The North Carolina Department of Transportation announced the construction schedule on Wednesday after closing on $100 million of private-activity bonds and finalizing the public private partnership agreement with concessionaire I-77 Mobility Partners.
In addition to the bonds, the project is also being financed with a $189 million subordinated loan through the Transportation Infrastructure Finance and Innovation Act, a $91.4 million contribution from NCDOT, and $249.8 million in equity from I-77 Mobility sponsors Cintra Infraestructuras S.A. and Aberdeen Global Infrastructure II LLP.
The long-planned project will add 26 miles of tolled managed lanes north of the Charlotte area to relieve congestion, though an anti-toll group opposes it and communities along the route recently raised questions about the state's contract.

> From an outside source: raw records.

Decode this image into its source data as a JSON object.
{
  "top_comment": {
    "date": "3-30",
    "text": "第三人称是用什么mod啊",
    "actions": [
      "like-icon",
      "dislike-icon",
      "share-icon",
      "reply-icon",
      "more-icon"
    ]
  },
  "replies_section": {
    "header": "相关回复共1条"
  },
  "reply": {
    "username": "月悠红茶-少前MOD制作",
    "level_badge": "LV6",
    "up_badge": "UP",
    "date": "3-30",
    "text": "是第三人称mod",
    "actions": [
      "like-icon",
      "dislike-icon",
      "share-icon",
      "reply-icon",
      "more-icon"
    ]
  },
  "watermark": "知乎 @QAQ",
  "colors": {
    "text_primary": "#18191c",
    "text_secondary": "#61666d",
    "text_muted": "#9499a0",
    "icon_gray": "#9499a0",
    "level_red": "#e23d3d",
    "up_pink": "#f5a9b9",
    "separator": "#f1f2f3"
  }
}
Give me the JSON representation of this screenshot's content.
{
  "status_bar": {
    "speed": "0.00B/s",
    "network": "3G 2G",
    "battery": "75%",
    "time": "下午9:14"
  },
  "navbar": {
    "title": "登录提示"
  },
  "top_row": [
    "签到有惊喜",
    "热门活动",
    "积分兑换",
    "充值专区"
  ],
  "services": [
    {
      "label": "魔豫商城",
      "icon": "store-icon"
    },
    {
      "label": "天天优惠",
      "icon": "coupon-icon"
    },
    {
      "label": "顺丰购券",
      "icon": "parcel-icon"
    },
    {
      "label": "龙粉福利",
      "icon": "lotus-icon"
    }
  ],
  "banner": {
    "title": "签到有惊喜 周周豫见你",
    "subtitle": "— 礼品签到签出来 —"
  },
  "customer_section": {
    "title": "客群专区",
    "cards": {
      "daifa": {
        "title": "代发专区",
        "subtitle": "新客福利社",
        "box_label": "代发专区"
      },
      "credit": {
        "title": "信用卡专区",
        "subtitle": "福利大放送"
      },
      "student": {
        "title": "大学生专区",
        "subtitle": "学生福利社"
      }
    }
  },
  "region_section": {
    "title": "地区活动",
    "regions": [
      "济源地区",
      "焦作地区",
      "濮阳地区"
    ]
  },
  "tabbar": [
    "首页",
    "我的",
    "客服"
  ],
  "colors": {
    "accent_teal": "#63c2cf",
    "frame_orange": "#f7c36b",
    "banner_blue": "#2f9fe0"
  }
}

While freeways will remain available to travelers, the I-77 project "does potentially face some political risk" given the lack of tolled facilities in the region, Fitch Ratings said Wednesday while confirming its BBB-minus ratings on the bonds and TIFIA loan.
The bonds are also rated BBB by Toronto-based DBRS Ltd.
On Tuesday, commissioners in Mecklenburg County - which includes Charlotte - passed a resolution asking the state to delay finalizing the P3 for 90 days after questioning contract terms, including a provision that requires NCDOT to compensate the developer if future interstate improvements decrease toll revenues along the managed lane corridor.
Five other communities also passed resolutions recently questioning the project and asking for the state to delay final approval.
The anti-toll group Widen I-77, which initiated legal action against the project earlier this year, said the state's final action on the P3 contract was "disappointing but not unexpected news."
"Throughout this process, NCDOT has shown they are willing to do anything to push this project through," organization spokesman Kurt Naas said in a statement.
Widen I-77, which prefers that free lanes be added to the Interstate, said the lawsuit it filed in January is expected to go to trial in August.
NCDOT said canceling the project would have cost the state more than $100 million.
"Canceling the I-77 contract any time after June 26, 2014 would have cost the state $22 million [and today damages for canceling would potentially exceed $100 million," agency officials said.
In addition to those costs, NCDOT said building free lanes would cost the Charlotte region nearly $200 million for other regional road projects that are tied to a 2013 strategic mobility formula that prioritizes state transportation funding.
The express lane project is expected to be completed in 2018, and will offer drivers a choice of paying toll that guarantees reliable travel time or remaining in general purpose lanes for free, the NDCOT said.
"Cintra is committed to working with state and local leaders to ensure economic development opportunities and safe, reliable, efficient transportation solutions for residents of this fast growing region," Cintra U.S. president Nicolas Rubio said in a release. "The I-77 project will help reduce roadway congestion and will provide more driver choice, ultimately resulting in travelers spending less time stuck in traffic."